No artigo “Os perigos da simplicidade”, publicado na Folha de São Paulo (ed. 27 de outubro), o demógrafo George Martine, presidente da Associação Brasileira de Estudos Populacionais (Abep), e a antropóloga Sonia Corrêa, pesquisadora associada da Associação Brasileira Interdisciplinar de Aids (Abia), afirmam: “Não se deve fazer ilação direta entre número de filhos e violência; nesse caso, o Maranhão (estado brasileiro), onde a média de filhos atinge 3,2 por mulher, seria campeão da violência”. Para eles, “as declarações do governador Sérgio Cabral a respeito da legalização do aborto como forma de conter a violência refletem uma lógica simplista: pobre tem filho demais e isso gera mais pobreza, que, por sua vez, gera violência (…) A singeleza de tais raciocínios seduz a opinião pública, escamoteia as principais causas de problemas sociais complexos como a violência e faz dos pobres, principalmente as mulheres, seus bodes expiatórios”.
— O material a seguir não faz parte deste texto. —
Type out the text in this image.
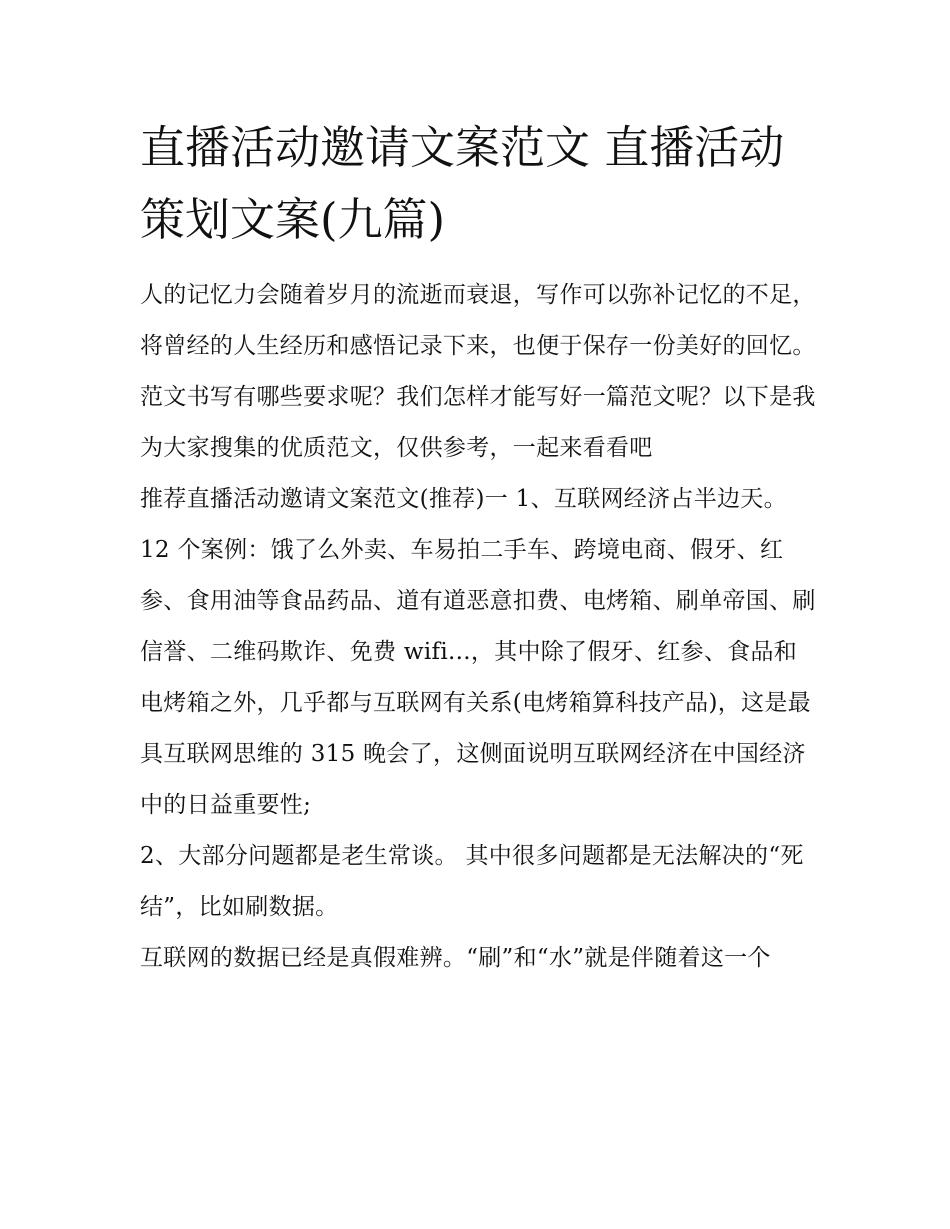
直播活动邀请文案范文 直播活动策划文案(九篇)

人的记忆力会随着岁月的流逝而衰退，写作可以弥补记忆的不足，将曾经的人生经历和感悟记录下来，也便于保存一份美好的回忆。范文书写有哪些要求呢？我们怎样才能写好一篇范文呢？以下是我为大家搜集的优质范文，仅供参考，一起来看看吧

推荐直播活动邀请文案范文(推荐)一 1、互联网经济占半边天。

12 个案例：饿了么外卖、车易拍二手车、跨境电商、假牙、红参、食用油等食品药品、道有道恶意扣费、电烤箱、刷单帝国、刷信誉、二维码欺诈、免费 wifi...，其中除了假牙、红参、食品和电烤箱之外，几乎都与互联网有关系(电烤箱算科技产品)，这是最具互联网思维的 315 晚会了，这侧面说明互联网经济在中国经济中的日益重要性;

2、大部分问题都是老生常谈。 其中很多问题都是无法解决的“死结”，比如刷数据。

互联网的数据已经是真假难辨。“刷”和“水”就是伴随着这一个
“O aborto não é uma questão de segurança pública, mas sim de saúde pública. O Planejamento Familiar é uma questão de direitos reprodutivos e não de combate à pobreza. O Estado brasileiro precisa garantir políticas de acesso às informações e aos métodos contraceptivos, precisa garantir a segurança pública e precisa promover políticas de crescimento econômico sustentável para erradicação da pobreza”, ressalta o demógrafo José Eustáquio Alves Diniz, professor da Escola Nacional de Ciências Estatísticas do Instituto Brasileiro de Geografia e Estatística (ENCE/IBGE).
Por outro lado, Sonia Corrêa e George Martine acham louvável o governador Sérgio Cabral ter se posicionado a favor da descriminalização, considerando o aborto um grave problema de saúde pública. ”Entretanto, é preciso sublinhar que, historicamente, as políticas de controle da fecundidade que fizeram recurso ao aborto de maneira instrumental, seja por motivações eugênicas, seja como caminho para solucionar problemas sociais complexos, não apenas foram condenadas como abuso dos direitos mas também não tiveram os resultados esperados”, observam os pesquisadores no artigo.
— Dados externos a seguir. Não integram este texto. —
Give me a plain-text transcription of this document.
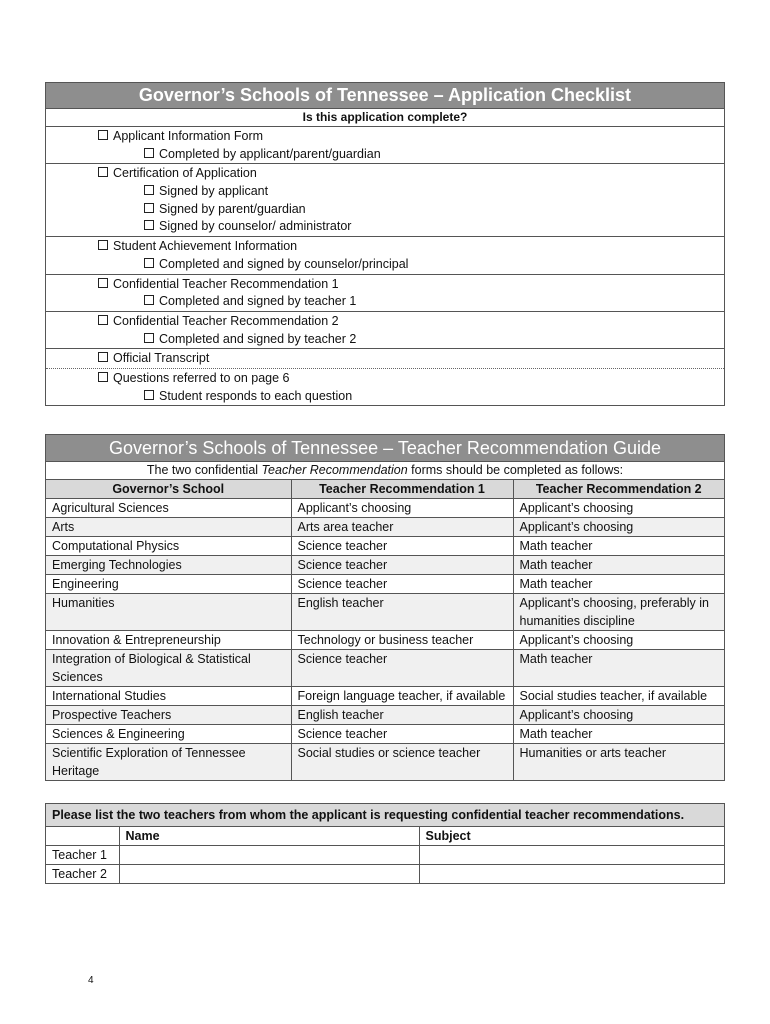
Governor’s Schools of Tennessee – Application Checklist
Is this application complete?
Applicant Information Form
Completed by applicant/parent/guardian
Certification of Application
Signed by applicant
Signed by parent/guardian
Signed by counselor/ administrator
Student Achievement Information
Completed and signed by counselor/principal
Confidential Teacher Recommendation 1
Completed and signed by teacher 1
Confidential Teacher Recommendation 2
Completed and signed by teacher 2
Official Transcript
Questions referred to on page 6
Student responds to each question
Governor’s Schools of Tennessee – Teacher Recommendation Guide
The two confidential Teacher Recommendation forms should be completed as follows:
Governor’s School	Teacher Recommendation 1	Teacher Recommendation 2
Agricultural Sciences	Applicant’s choosing	Applicant’s choosing
Arts	Arts area teacher	Applicant’s choosing
Computational Physics	Science teacher	Math teacher
Emerging Technologies	Science teacher	Math teacher
Engineering	Science teacher	Math teacher
Humanities	English teacher	Applicant’s choosing, preferably in humanities discipline
Innovation & Entrepreneurship	Technology or business teacher	Applicant’s choosing
Integration of Biological & Statistical Sciences	Science teacher	Math teacher
International Studies	Foreign language teacher, if available	Social studies teacher, if available
Prospective Teachers	English teacher	Applicant’s choosing
Sciences & Engineering	Science teacher	Math teacher
Scientific Exploration of Tennessee Heritage	Social studies or science teacher	Humanities or arts teacher
Please list the two teachers from whom the applicant is requesting confidential teacher recommendations.
	Name	Subject
Teacher 1		
Teacher 2		
4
Recente relatório da Organização Mundial da Saúde e do Guttmacher Institute (revista ‘Lancet’, 13/10) mostra uma significativa diminuição de mais de 40%, em oito anos, na taxa de aborto nos países da Europa Oriental em razão do aumento no acesso e utilização de métodos anticoncepcionais modernos, sem mudanças na legislação sobre o aborto.
As críticas ao pronunciamento de Cabral sinalizam que o debate acerca dos direitos sexuais e reprodutivos não pode ser utilizado politicamente como instrumento de combate à pobreza e à criminalidade, escondendo a ineficiência do governo do estado no enfrentamento da violência urbana.